A landmark consensus statement issued in 1996 by two professional pain societies, which stated that there was little to no risk of addiction or overdose among pain patients, was widely cited.2 However, this conclusion had been misappropriated from a single-paragraph letter that was published in 1980 in the New England Journal of Medicine, describing more than 11,000 hospitalized patients briefly given opioids. The authors identified only four patients (0.04%) who showed clinical features of drug addiction.3
In 1998, the Federation of State Medical Boards (FSMB) issued guidelines, which reassured doctors that they wouldn’t face regulatory action for prescribing even large amounts of narcotics, as long as they could be considered appropriate pain management. In fact, in 2004, the FSMB called on all state medical boards to make the undertreatment of pain a sanctionable offense.
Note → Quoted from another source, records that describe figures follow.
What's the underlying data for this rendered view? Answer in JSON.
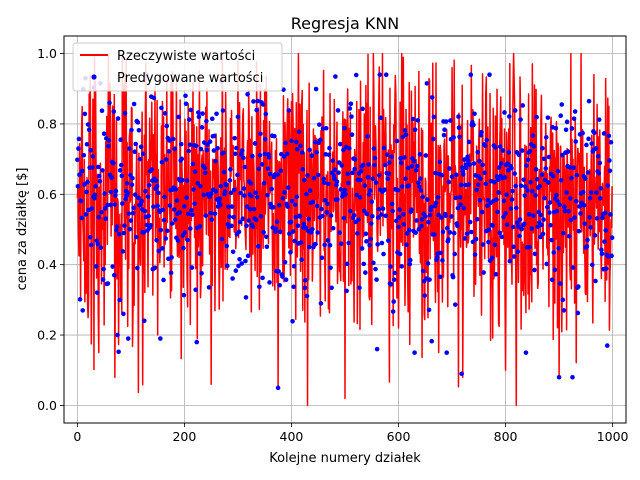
{
  "chart_data": {
    "type": "line",
    "title": "Regresja KNN",
    "xlabel": "Kolejne numery działek",
    "ylabel": "cena za działkę [$]",
    "xlim": [
      -25,
      1025
    ],
    "ylim": [
      -0.05,
      1.05
    ],
    "x_ticks": [
      0,
      200,
      400,
      600,
      800,
      1000
    ],
    "y_ticks": [
      0.0,
      0.2,
      0.4,
      0.6,
      0.8,
      1.0
    ],
    "x_tick_labels": [
      "0",
      "200",
      "400",
      "600",
      "800",
      "1000"
    ],
    "y_tick_labels": [
      "0.0",
      "0.2",
      "0.4",
      "0.6",
      "0.8",
      "1.0"
    ],
    "grid": true,
    "legend_position": "top-left",
    "n_points": 1000,
    "x_start": 0,
    "series": [
      {
        "name": "Rzeczywiste wartości",
        "style": "line",
        "color": "#ff0000",
        "y_range_observed": [
          0.0,
          1.0
        ],
        "y_center_observed": 0.6,
        "note": "1000 noisy values between about 0.0 and 1.0, concentrated 0.4–0.8"
      },
      {
        "name": "Predygowane wartości",
        "style": "markers",
        "color": "#0000ff",
        "y_range_observed": [
          0.05,
          0.94
        ],
        "y_center_observed": 0.6,
        "note": "1000 scattered dots, mostly 0.4–0.8"
      }
    ],
    "sample_points_real": [
      [
        0,
        0.59
      ],
      [
        20,
        0.25
      ],
      [
        40,
        0.15
      ],
      [
        60,
        0.85
      ],
      [
        70,
        0.08
      ],
      [
        100,
        0.6
      ],
      [
        150,
        0.2
      ],
      [
        175,
        0.92
      ],
      [
        200,
        0.5
      ],
      [
        250,
        0.06
      ],
      [
        300,
        0.98
      ],
      [
        375,
        0.05
      ],
      [
        430,
        0.0
      ],
      [
        500,
        0.02
      ],
      [
        600,
        0.22
      ],
      [
        700,
        0.96
      ],
      [
        720,
        0.08
      ],
      [
        800,
        0.1
      ],
      [
        900,
        0.08
      ],
      [
        1000,
        0.82
      ]
    ],
    "sample_points_predicted": [
      [
        10,
        0.27
      ],
      [
        15,
        0.93
      ],
      [
        60,
        0.86
      ],
      [
        75,
        0.2
      ],
      [
        95,
        0.19
      ],
      [
        155,
        0.19
      ],
      [
        223,
        0.18
      ],
      [
        300,
        0.82
      ],
      [
        375,
        0.05
      ],
      [
        455,
        0.29
      ],
      [
        560,
        0.16
      ],
      [
        630,
        0.15
      ],
      [
        690,
        0.15
      ],
      [
        718,
        0.09
      ],
      [
        838,
        0.15
      ],
      [
        900,
        0.08
      ],
      [
        925,
        0.08
      ],
      [
        990,
        0.17
      ]
    ]
  }
}
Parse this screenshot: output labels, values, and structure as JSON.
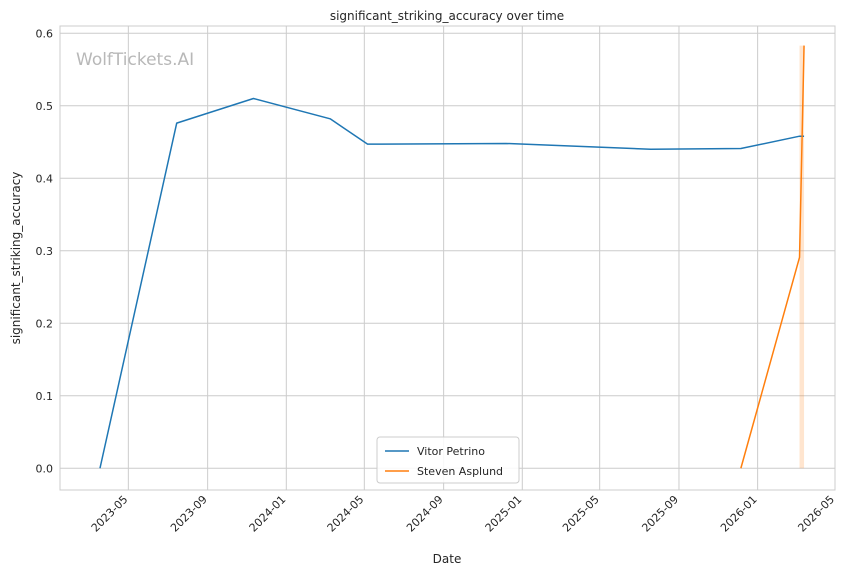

In the competitive world of medical regulatory agencies, the Joint Commission on Accreditation of Healthcare Organizations (JCAHO) was not to be undone. It, too, issued new guidelines instructing hospital staff to regularly ask patients about their pain and to make treating it a priority. The now-familiar pain scale was introduced in many hospitals, with patients being asked to rate their pain from 1 to 10 and to circle a smiling or frowning face. The JCAHO published a guide that echoed Dr. Portenoy’s earlier conclusions. “Some clinicians have inaccurate and exaggerated concerns” about addiction, tolerance and risk of death. It went on to state, “this attitude prevails despite the fact there is no evidence that addiction is a significant issue when persons are given opioids for pain control”—never mind that the JCAHO booklet was sponsored by one of the major opioid manufacturers in the U.S.2
About Face
That was then, and this is now. We have learned, much to our chagrin, that opioid use in noncancer patients is fraught with a high risk of addiction. In 2010, there were 5.4 opioid-related deaths and 540 admissions for treatment of opioid addiction per 100,000 people living in the U.S. In an effort to stanch the flow of opiates, the U.S. Drug Enforcement Agency recently relegated hydrocodone, the most commonly prescribed drug in the U.S. for the past eight years, to the highly restrictive Schedule II status and moved analgesics, such as tramadol, now considered to be addictive, from a ranking similar to NSAIDs to the scrutiny of a Schedule III designation.